Methylated retrotransposon promoters and imprinting control regions are bound by TRIM28 and O-GlcNAcylated proteins. (A) Representative ChIP-seq data showing colocalization of O-GlcNAc and TRIM28 at IAPEz retrotransposons. The 5′ LTRs that contain the U3 promoter region and the Gag region are cooccupied by O-GlcNAcylated proteins and TRIM28. Type I is a 7-kb full-length element containing three ORFs (e.g., Gag, Prt, and Pol); type I∆1 has a deletion of Prt and part of Gag, resulting in a single ORF that encodes a novel GAG-POL fusion protein. IAPEz type I∆1 is the most highly reactivated subtype after removal of O-GlcNAc at LTRs (Fig. 4E). Similar strong reactivation of IAPEz I∆1 is observed in both Dnmt1−/− and Trim28−/− cells (SI Appendix, Fig. S1B). (B) TRIM28 and O-GlcNAc cooccupy all subtypes of LTRs. In contrast, DNA transposons, which are inactive in the mouse genome, are not occupied by TRIM28 or O-GlcNAcylated proteins.

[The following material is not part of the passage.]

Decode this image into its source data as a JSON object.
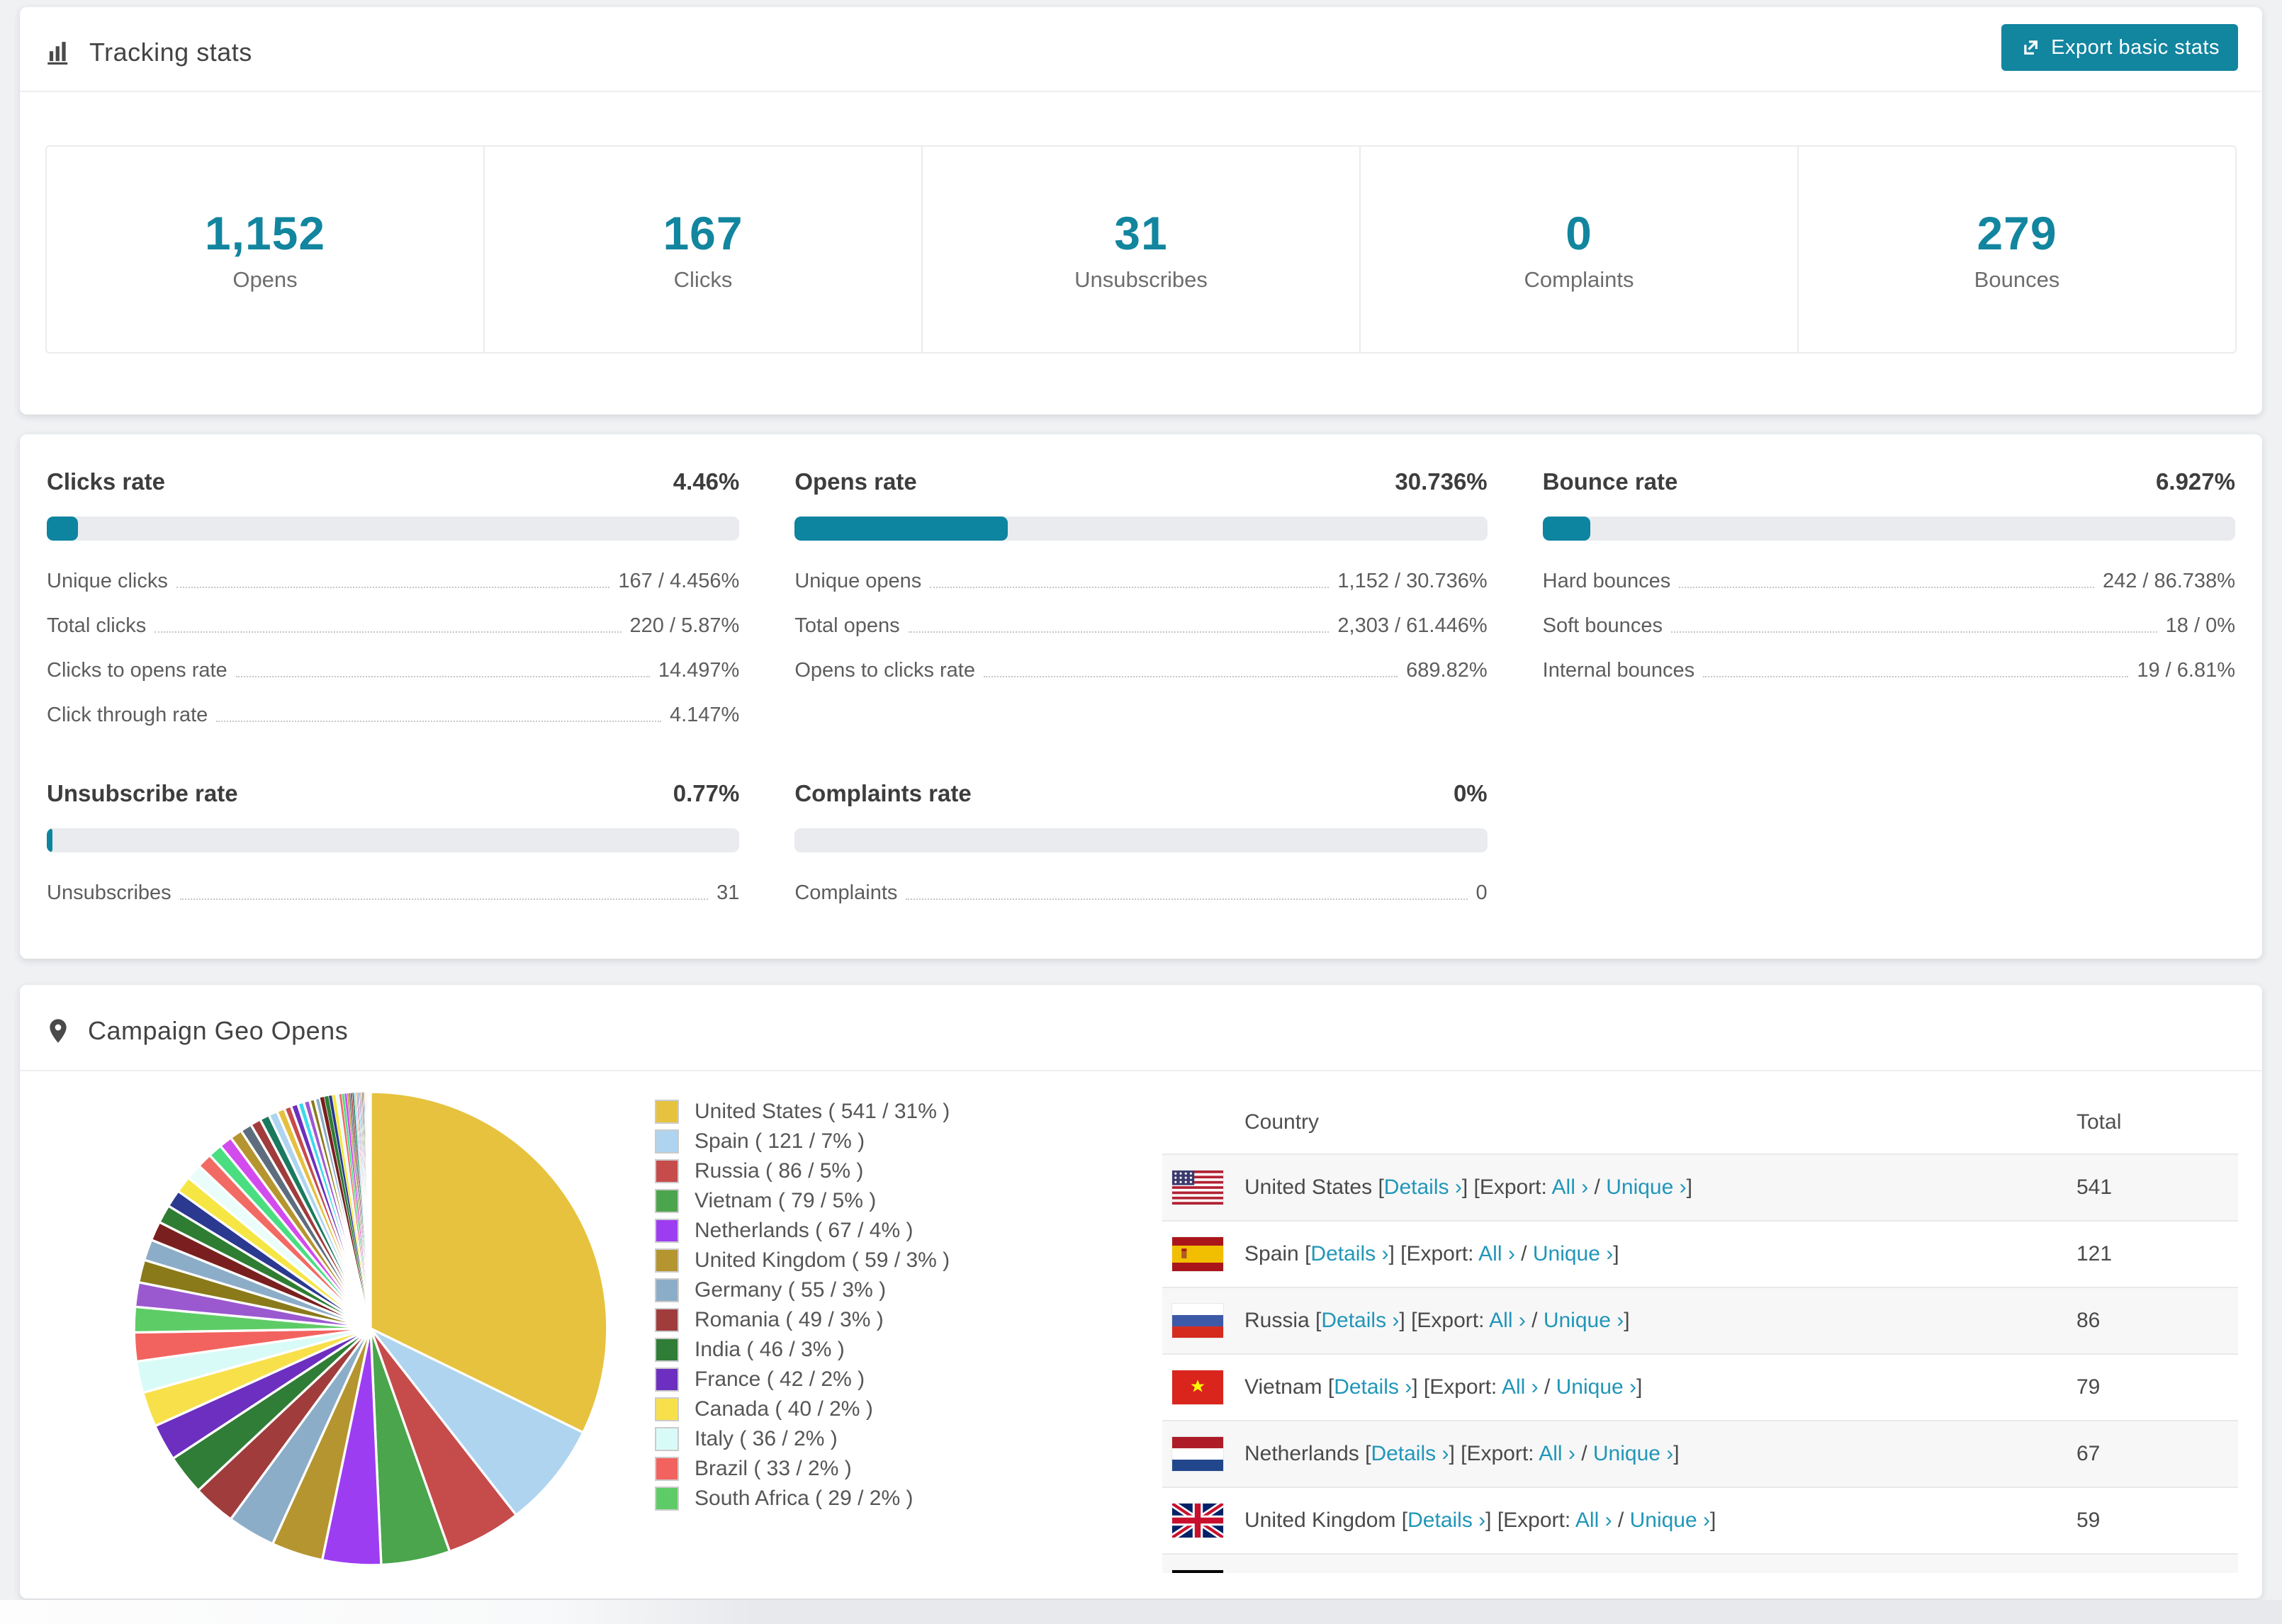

ChIP-seq signal of O-GlcNAc corresponds to the ratio of the mean of ChIP triplicates to the mean of input duplicates. ChIP-seq signal of TRIM28 is the ratio of the mean of ChIP duplicate to IgG control. Transposon subfamilies were categorized according to RepeatMasker annotation. (C) Genome browser views of ChIP-seq data showing cooccupancy of TRIM28 and O-GlcNAc at the indicated ICRs. The Kcnq1ot1, Peg3, and Impact ICRs are maternally methylated; Dlk1/Gtl2 ICR (also known as IG-DMR) is paternally methylated. (D) TRIM28 and O-GlcNAcylated proteins are bound to all ICRs. ChIP-seq signals are the same as in B. ICR sequences were from ref. 46; TRIM28 ChIP-seq data were from ref. 45.

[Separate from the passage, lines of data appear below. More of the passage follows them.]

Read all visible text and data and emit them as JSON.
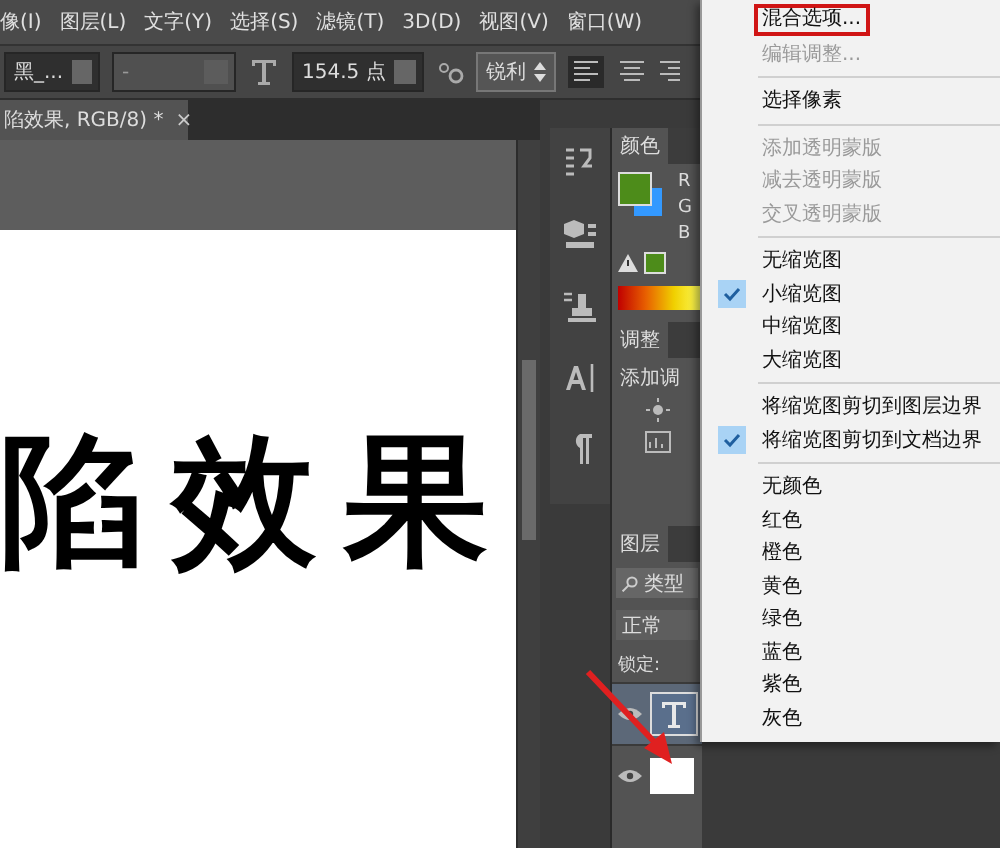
{
  "menu_bar": [
    "像(I)",
    "图层(L)",
    "文字(Y)",
    "选择(S)",
    "滤镜(T)",
    "3D(D)",
    "视图(V)",
    "窗口(W)"
  ],
  "options_bar": {
    "font_family": "黑_...",
    "font_style": "-",
    "font_size": "154.5 点",
    "antialias": "锐利"
  },
  "document_tab": {
    "title": "陷效果, RGB/8) *",
    "close": "×"
  },
  "canvas": {
    "text": "陷效果"
  },
  "color_panel": {
    "tab": "颜色",
    "channels": [
      "R",
      "G",
      "B"
    ]
  },
  "adjustments_panel": {
    "tab": "调整",
    "label": "添加调"
  },
  "layers_panel": {
    "tab": "图层",
    "filter": "类型",
    "blend_mode": "正常",
    "lock_label": "锁定:",
    "layers": [
      {
        "kind": "text",
        "visible": true,
        "selected": true
      },
      {
        "kind": "image",
        "visible": true,
        "selected": false
      }
    ]
  },
  "context_menu": {
    "groups": [
      [
        {
          "label": "混合选项...",
          "disabled": false,
          "checked": false,
          "annotated": true
        },
        {
          "label": "编辑调整...",
          "disabled": true,
          "checked": false,
          "annotated": false
        }
      ],
      [
        {
          "label": "选择像素",
          "disabled": false,
          "checked": false,
          "annotated": false
        }
      ],
      [
        {
          "label": "添加透明蒙版",
          "disabled": true,
          "checked": false,
          "annotated": false
        },
        {
          "label": "减去透明蒙版",
          "disabled": true,
          "checked": false,
          "annotated": false
        },
        {
          "label": "交叉透明蒙版",
          "disabled": true,
          "checked": false,
          "annotated": false
        }
      ],
      [
        {
          "label": "无缩览图",
          "disabled": false,
          "checked": false,
          "annotated": false
        },
        {
          "label": "小缩览图",
          "disabled": false,
          "checked": true,
          "annotated": false
        },
        {
          "label": "中缩览图",
          "disabled": false,
          "checked": false,
          "annotated": false
        },
        {
          "label": "大缩览图",
          "disabled": false,
          "checked": false,
          "annotated": false
        }
      ],
      [
        {
          "label": "将缩览图剪切到图层边界",
          "disabled": false,
          "checked": false,
          "annotated": false
        },
        {
          "label": "将缩览图剪切到文档边界",
          "disabled": false,
          "checked": true,
          "annotated": false
        }
      ],
      [
        {
          "label": "无颜色",
          "disabled": false,
          "checked": false,
          "annotated": false
        },
        {
          "label": "红色",
          "disabled": false,
          "checked": false,
          "annotated": false
        },
        {
          "label": "橙色",
          "disabled": false,
          "checked": false,
          "annotated": false
        },
        {
          "label": "黄色",
          "disabled": false,
          "checked": false,
          "annotated": false
        },
        {
          "label": "绿色",
          "disabled": false,
          "checked": false,
          "annotated": false
        },
        {
          "label": "蓝色",
          "disabled": false,
          "checked": false,
          "annotated": false
        },
        {
          "label": "紫色",
          "disabled": false,
          "checked": false,
          "annotated": false
        },
        {
          "label": "灰色",
          "disabled": false,
          "checked": false,
          "annotated": false
        }
      ]
    ]
  }
}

Imprinting control regions (ICRs), which depend on DNA methylation for allele-specific expression (5), were inspected for occupancy by TRIM28 and O-GlcNAc. As shown in Fig. 2C, major ICRs recruited peaks of both TRIM28 and O-GlcNAc. All ICRs tested were enriched in either TRIM28 or O-GlcNAcylated proteins; the large majority was enriched in both (Fig. 2D).

Genome Demethylation Causes Loss of O-GlcNAc from Proteins Complexed with TRIM28.

Proteins subject to methylation-dependent O-GlcNAcylation were isolated from nuclear extracts of Dnmt1−/− and Dnmt1+/+ ES cells by immunoprecipitation with antibodies to TRIM28 followed by collection by the GlcNAc-specific lectin Wheat Germ Agglutinin (WGA) and identification by mass spectrometry. As shown in Fig. 3A, genome demethylation in Dnmt1−/− ES cells caused a loss of O-GlcNAc from multiple proteins complexed with TRIM28. The proteins showing the greatest degree of methylation-dependent O-GlcNAcylation are shown in Fig. 3B and SI Appendix, Table S2.

Fig. 3.

Fig. 3.

Methylation-dependent O-GlcNAcylation of protein associated with TRIM28. (A) Methylation-dependent O-GlcNAcylation of TRIM28-associated proteins. Nuclear extracts from wild-type (WT) and Dnmt1−/− ES cells were subjected to native immunoprecipitation with anti-TRIM28 antibodies and analyzed by immunoblotting with anti-GlcNAc antibodies. Arrows at right indicate multiple proteins that are O-GlcNAcylated only in cells with methylated genomes. (B) Identification of TRIM28 interactors with methylation-dependent O-GlcNAcylation. Sequential immunoprecipitation with anti-TRIM28 and collection of O-GlcNAcylated proteins on WGA beads followed by analysis by mass spectrometry was used to identify proteins associated with TRIM28 in a DNA methylation-dependent manner. Each of the proteins shown was represented by >6 unique peptides and was depleted by >2-fold in Dnmt1−/− cells. Connecting lines indicate reported interactions among the proteins identified. Proteins that have previously been implicated in the repression or restriction of retrotransposons or retroviruses (see text) are marked with asterisks. x axis is dimensionless.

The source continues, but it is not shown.